Aims and Scope

Aims

Journal of Epidemiology and Public Health (JEPH) is an electronic open-access, peer-reviewed international journal. It aims at publishing papers in all areas of epidemiology and public health. The journal publishes epidemiological and public health research articles on the distribution and determinants of communicable and non-communicable diseases worldwide, that can be used to inform public health efforts to reduce the risk of those diseases in the human population in developing and developed countries. This journal seeks to contribute to new epidemiological knowledge and public health action to collectively with others help improve population health worldwide. All of the papers published are freely available and downloadable as pdf files.

At the JEPH we believe that epidemiology and public health are closely intertwined disciplines, both from scientific and health policy perspectives. Epidemiology is the core science of public health that studies disease distribution and investigates why and how it spreads among human populations, intending to use that understanding to help control the diseases in the populations. Public health is a pragmatic discipline, identifying causes of disease as potential targets for preventive intervention. Epidemiological research provides the scientific basis and causal reasoning for directing practical, appropriate, and effective public health action for preventing diseases, prolonging life, and improving population health.

Scope

The scope of research topics addressed in the JEPH is wide-ranging. The journal welcomes original research articles, systematic reviews, and meta-analyses, on all aspects of communicable and non-communicable diseases prevention. It also publishes discussions of research theory, methodology, or public health policy.

The JEPH is an interdisciplinary journal that encourages the use of an interdisciplinary framework for guiding epidemiological and public health research. The journal welcomes research papers on all branches of epide­mi­ology, including but not limited to lifestyle epidemiology, infectious disease epidemiology, chronic disease epidemiology, social epidemiology, life-course epidemiology, nutritional epidemiology, and environmental epidemiology.

The journal encourages the use of the multi-factorial concept of causation which recognizes that the occurrence of disease could not solely be attributed to the presence of a single factor operating at one level.

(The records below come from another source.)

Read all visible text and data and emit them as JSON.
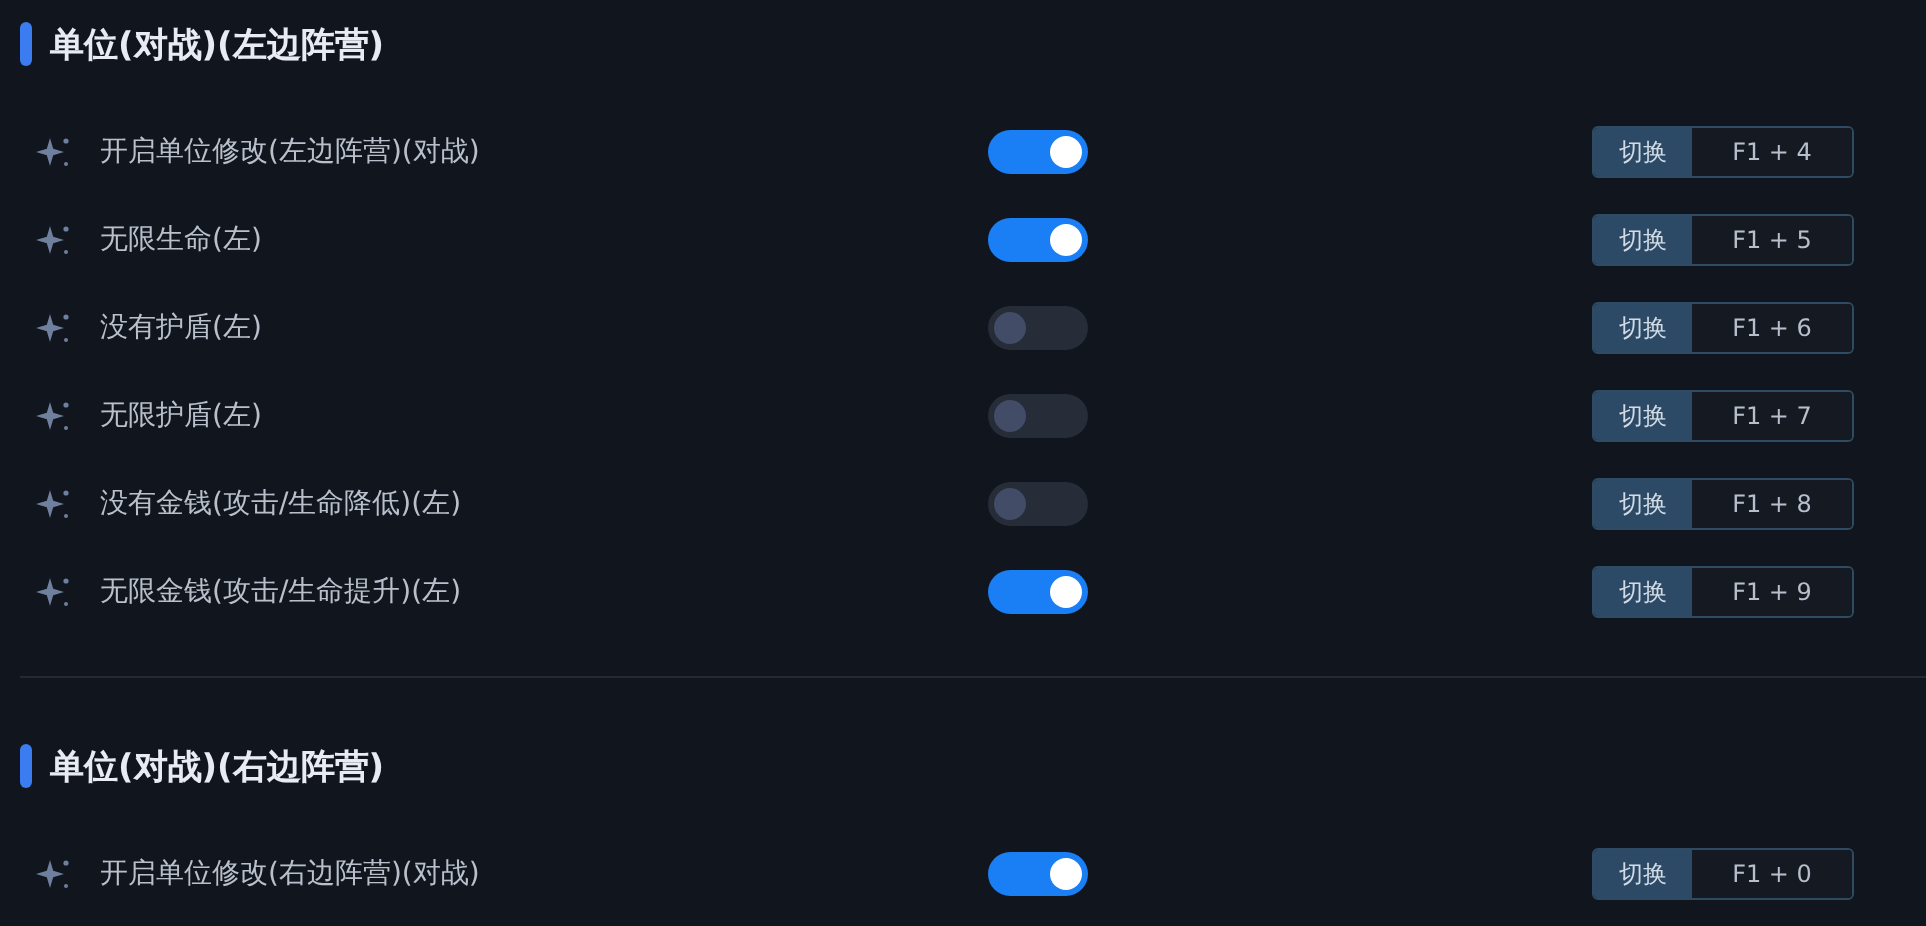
{
  "sections": [
    {
      "title": "单位(对战)(左边阵营)",
      "rows": [
        {
          "label": "开启单位修改(左边阵营)(对战)",
          "on": true,
          "action": "切换",
          "hotkey": "F1 + 4"
        },
        {
          "label": "无限生命(左)",
          "on": true,
          "action": "切换",
          "hotkey": "F1 + 5"
        },
        {
          "label": "没有护盾(左)",
          "on": false,
          "action": "切换",
          "hotkey": "F1 + 6"
        },
        {
          "label": "无限护盾(左)",
          "on": false,
          "action": "切换",
          "hotkey": "F1 + 7"
        },
        {
          "label": "没有金钱(攻击/生命降低)(左)",
          "on": false,
          "action": "切换",
          "hotkey": "F1 + 8"
        },
        {
          "label": "无限金钱(攻击/生命提升)(左)",
          "on": true,
          "action": "切换",
          "hotkey": "F1 + 9"
        }
      ]
    },
    {
      "title": "单位(对战)(右边阵营)",
      "rows": [
        {
          "label": "开启单位修改(右边阵营)(对战)",
          "on": true,
          "action": "切换",
          "hotkey": "F1 + 0"
        }
      ]
    }
  ]
}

We welcome researchers to articulate theories of the causes of disease that bring together factors defined at different levels.

We are particularly interested in research articles on social epidemiology that focus on the effects of social-structural factors on states of health. Health disparities, which contemporary public health aims to subside, are generally embedded in social or structural determinants of health, which cannot be effectively addressed at the individual level alone. We also welcome research papers on life-course epidemiology that studies the long-term effects of childhood and adolescent risk factors on later disease. Accordingly, we encourage the appropriate use of multivariate statistical data analysis approaches such as path analysis/ structural equation model and multilevel analysis.

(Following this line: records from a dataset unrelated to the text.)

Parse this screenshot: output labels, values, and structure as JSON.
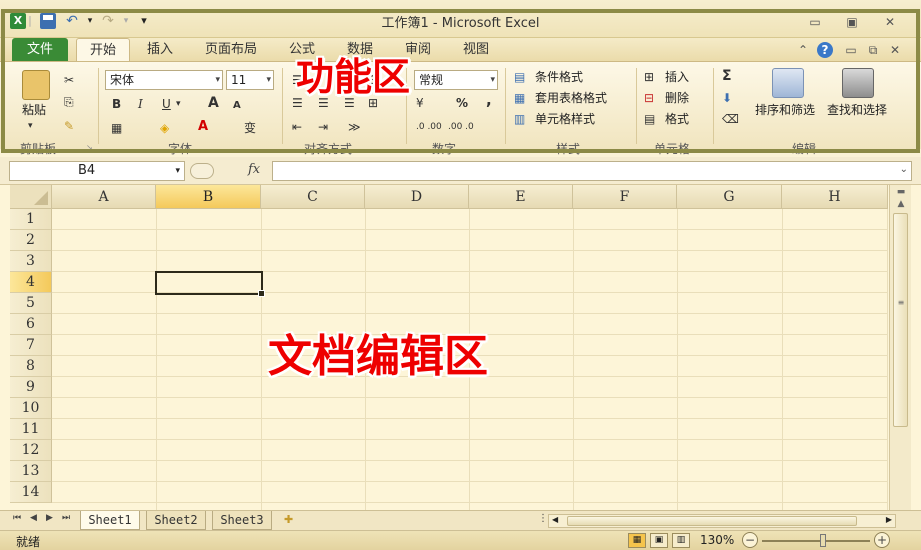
{
  "window": {
    "title": "工作簿1 - Microsoft Excel",
    "logo": "X",
    "quick_access": {
      "undo": "↶",
      "redo": "↷",
      "more": "▾"
    },
    "controls": {
      "minimize": "▭",
      "maximize": "▣",
      "close": "✕"
    }
  },
  "ribbon_tabs": [
    {
      "label": "文件"
    },
    {
      "label": "开始"
    },
    {
      "label": "插入"
    },
    {
      "label": "页面布局"
    },
    {
      "label": "公式"
    },
    {
      "label": "数据"
    },
    {
      "label": "审阅"
    },
    {
      "label": "视图"
    }
  ],
  "ribbon": {
    "clipboard": {
      "paste_label": "粘贴",
      "group_label": "剪贴板"
    },
    "font": {
      "font_name": "宋体",
      "font_size": "11",
      "bold": "B",
      "italic": "I",
      "underline": "U",
      "grow": "A",
      "shrink": "A",
      "font_color": "A",
      "phonetic": "变",
      "group_label": "字体"
    },
    "alignment": {
      "group_label": "对齐方式"
    },
    "number": {
      "format": "常规",
      "percent": "%",
      "comma": ",",
      "inc_decimal": ".0 .00",
      "dec_decimal": ".00 .0",
      "group_label": "数字"
    },
    "styles": {
      "conditional": "条件格式",
      "table": "套用表格格式",
      "cell": "单元格样式",
      "group_label": "样式"
    },
    "cells": {
      "insert": "插入",
      "delete": "删除",
      "format": "格式",
      "group_label": "单元格"
    },
    "editing": {
      "sum": "Σ",
      "sort": "排序和筛选",
      "find": "查找和选择",
      "group_label": "编辑"
    }
  },
  "annotations": {
    "ribbon_label": "功能区",
    "grid_label": "文档编辑区"
  },
  "formula_bar": {
    "cell_ref": "B4",
    "fx": "fx"
  },
  "columns": [
    "A",
    "B",
    "C",
    "D",
    "E",
    "F",
    "G",
    "H"
  ],
  "rows": [
    "1",
    "2",
    "3",
    "4",
    "5",
    "6",
    "7",
    "8",
    "9",
    "10",
    "11",
    "12",
    "13",
    "14"
  ],
  "selected_cell": {
    "column": "B",
    "row": "4"
  },
  "sheets": [
    {
      "label": "Sheet1"
    },
    {
      "label": "Sheet2"
    },
    {
      "label": "Sheet3"
    }
  ],
  "status_bar": {
    "status": "就绪",
    "zoom": "130%",
    "zoom_out": "−",
    "zoom_in": "+"
  },
  "colors": {
    "accent_green": "#3a8b36",
    "annotation_red": "#ee0000",
    "selection_highlight": "#f4c95b",
    "frame_olive": "#8c8a46"
  }
}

The JEPH supports the use of randomized controlled trials to determine the efficacy and effectiveness of an intervention and allows the use of non-randomized controlled study designs to investigate community interventions. The journal welcomes observational studies using cohort, case-control, or cross-sectional designs, to examine the causal factors at various levels. The JEPH does not support submissions of papers purely focused on basic (bench) science and clinical medicine.